As per the Sixers’ rookie curse, his first season with the team went horribly wrong. The story told by Alex Shultz of GQ outlines how lucky Smith is to be alive after an awful allergic reaction. He effectively lost a whole season, giving us a sobering reminder of how short life can be.
This setback is evident by Brett Brown’s preseason rotation, which only includes Smith at the end of games when the result is decided. He was raw when the Sixers drafted him and forfeiting an entire season of development didn’t help.
In the few minutes he’s gotten, though, Smith has been used in a peculiar way. Many basketball pundits treated him as a hyper-athletic slashing wing out of the draft, but most of his minutes as a Sixer involve him running the offense and getting looks as a primary ball handler.
This could just be a preliminary measure to teach Smith the basics of the game. He’s gotten this far thanks to physical gifts and wasn’t really taught how to be a basketball player. The Sixers could be giving him such a perspective to help him become a competent player.
But another layer is regarding team fit. Knowing what the team has in Embiid and Simmons, the skill sets needed around them are very specific. One of those holes — a scorer at all three levels — has been addressed, but the team’s first attempt (trading up for Markelle Fultz) went remarkably wrong and its second try (trading for Jimmy Butler) lasted less than one season.
It’s not crazy to think this is a long-term attempt to fill that hole. This strategy would be similar to how the Bulls have developed Zach LaVine, another jump-out-of-the-gym athlete who was given a ton of runway last season with positive results.
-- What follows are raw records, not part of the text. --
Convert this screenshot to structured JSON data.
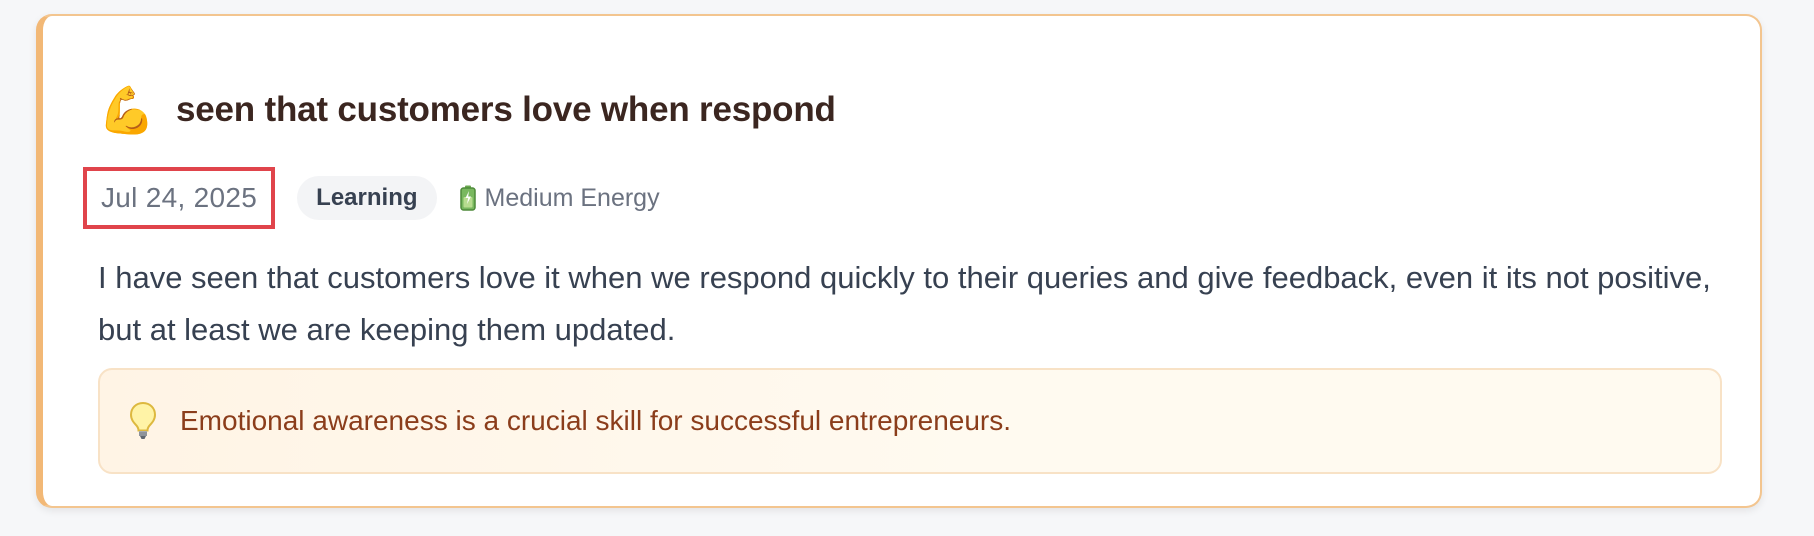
{
  "entry": {
    "title": "seen that customers love when respond",
    "title_icon": "flexed-biceps-icon",
    "date": "Jul 24, 2025",
    "category": "Learning",
    "energy_icon": "battery-icon",
    "energy": "Medium Energy",
    "body": "I have seen that customers love it when we respond quickly to their queries and give feedback, even it its not positive, but at least we are keeping them updated.",
    "tip_icon": "lightbulb-icon",
    "tip": "Emotional awareness is a crucial skill for successful entrepreneurs."
  },
  "colors": {
    "card_border": "#f3c58f",
    "date_highlight": "#e0444b",
    "title": "#3b2620",
    "tip_text": "#8b3d1b",
    "tip_background": "#fff4e5"
  }
}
Smith is a bit different because his strengths were on the defensive side, but that’s not the point. The way the Sixers are using him indicates he’s on track to be a scoring guard and his A-plus athleticism could provide a unique advantage at that position.
His threat as a slasher would still exist considering how much Ben Simmons will run the offense and his defensive chops would be greatly appreciated on a team that has hemorrhaged points to scoring guards.
The Sixers may just be developing him as a player and figuring out his fit later, but every other pick in the Elton Brand/Brett Brown front office regime says they care quite a bit about fit. And considering what was in place before Smith, fit has to matter.
Whatever he becomes likely won’t be seen this year. Delaware Blue Coats minutes may be in order, because it’s unlikely Brown trusts him this season. The Sixers are trying to win a championship and a player as callow as Smith isn’t going to help them do that.
But when he does pop onto the scene … look out.